Revisions of previous quantity estimates (5)
(397,738
)
 
(452,775
)
 
(112,468
)
Changes in estimated income taxes (6)
(381,369
)
 
(131,256
)
 
(204,377
)
Net changes in future development costs
(40,707
)
 
(3,979
)
 
(29,827
)
Accretion of discount
142,040

 
124,105

 
65,284

Timing and other
44,676

 
(121,247
)
 
(45,712
)
Total
$
613,666

 
$
227,288

 
$
452,791

 
 
 
 
 
 
__________
(1)
Our weighted-average price, net of production costs per Boe, in our 2013 reserve report increased to $24.24 as compared to $20.70 in our 2012 reserve report. This is due to the divestiture of our Piceance, NECO and our shallow Upper Devonian (non-Marcellus Shale) reserves during 2013 which further increased our liquids as a percentage of proved reserves.

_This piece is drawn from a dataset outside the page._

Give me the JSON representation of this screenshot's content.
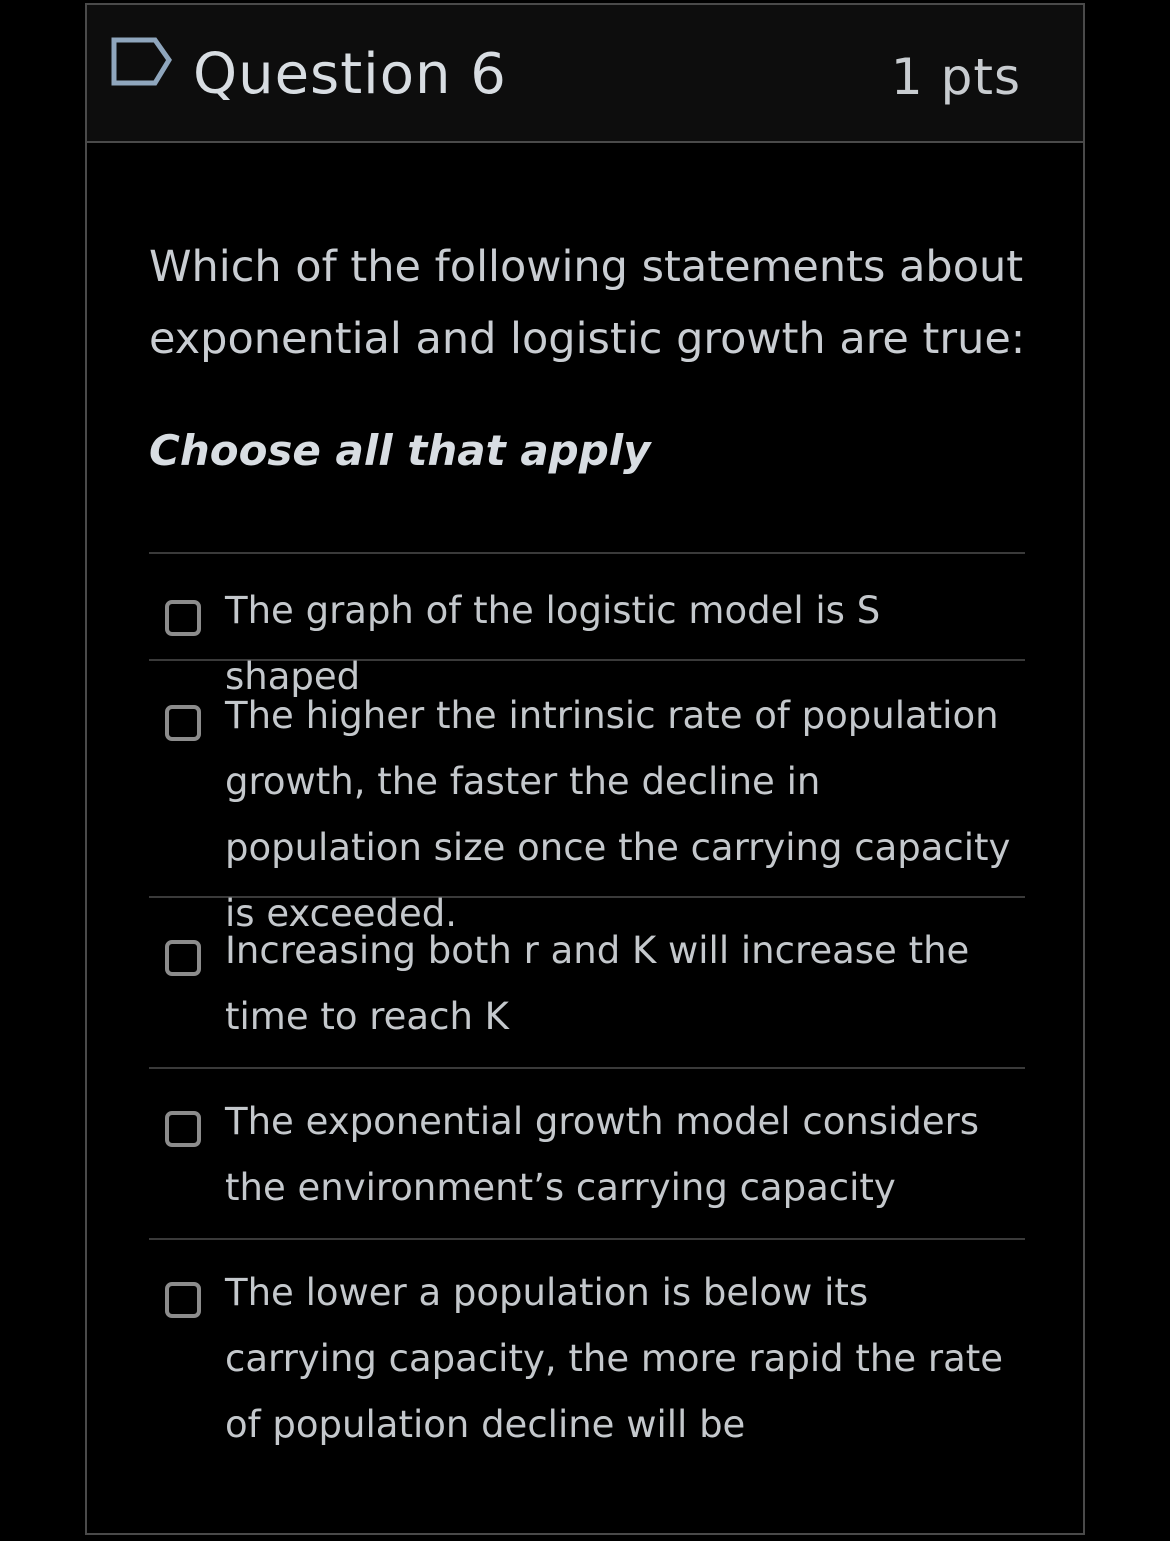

Despite the decrease in price for each of our commodities for 2012 compared to 2011, our weighted-average price, net of production costs per Boe, in our 2012 reserve report increased to $20.70 from $19.14 resulting from our increase in liquids as a percentage of total proved reserves.
(2)
The 142% increase in 2013 as compared to 2012 is primarily due to the additions of PUDs in the Utica Shale and our continued focus on our Wattenberg drilling program. Our increased PUD count in Wattenberg is a result of successful downspacing tests in 2013 leading to a scheduled maximum rig count of seven rigs by 2016 as compared to a scheduled maximum rig count of five in the 2012 year-end reserve report. The 35% increase in 2012 as compared to 2011 reflects a continuation of our shifting focus from gas-rich projects to liquid-rich projects. At December 31, 2012, extensions, discoveries and other additions had increased to 68 MMBoe, a 30% increase, 52.2% of which was gas and 47.8% was liquids. Approximately 86% of the 35% increase was related to the additional volume of PUD reserves in the Wattenberg Field that were proved up by our 2012 drilling program.
(3)
The increase in sales of reserves in 2013 as compared to 2012 was due to the divestiture of our Piceance and NECO assets in June 2013 and our shallow Upper Devonian (non-Marcellus Shale) assets in December of 2013. The increase in sales of reserves in 2012 as compared to 2011 was due to the divestiture of our core Permian assets on February 28, 2012.
(4)
The decrease in purchases of reserves in 2013 as compared to 2012 was due to no material acquisitions having occurred in 2013. The increase in purchases of reserves in 2012 as compared to 2011 was due to the Merit Acquisition in the liquids-rich Wattenberg Field.
(5)
The change in revisions of our previous quantity estimates in 2013 as compared to 2012 was primarily due to adjustment in our drilling schedule. The change in revisions of our previous quantity estimates in 2012 as compared to 2011 was primarily due to lower natural gas pricing, a decrease in proved undeveloped reserves pursuant to the SEC five-year rule and adjustments due to our drilling schedule.
(6)
The change in estimated income taxes for each year as compared to the prior year is the direct result of the significant increase in discounted future net cash flows, as the projected deferred tax rate remained relatively unchanged at approximately 38.0%, 38.2% and 38.1% for the years ended December 31, 2013, 2012 and 2011, respectively. In addition, the Company continued to capitalize and amortize the majority of its yearly capital expenditures and there were no changes in the assumptions as to the tax deductibility of beginning unamortized capital, additional current year capital or future development capital.
    
The data presented should not be viewed as representing the expected cash flows from, or current value of, existing proved reserves since the computations are based on a large number of estimates and arbitrary assumptions. Reserve quantities cannot be measured with precision and their estimation requires many judgmental determinations and frequent revisions. The required projection of production and related expenditures over time requires further estimates with respect to pipeline availability, rates of demand and governmental control. Actual future prices and costs are likely to be substantially different from the recent average prices and current costs utilized in the computation of reported amounts. Any analysis or evaluation of the reported amounts should give specific recognition to the computational methods utilized and the limitations inherent therein.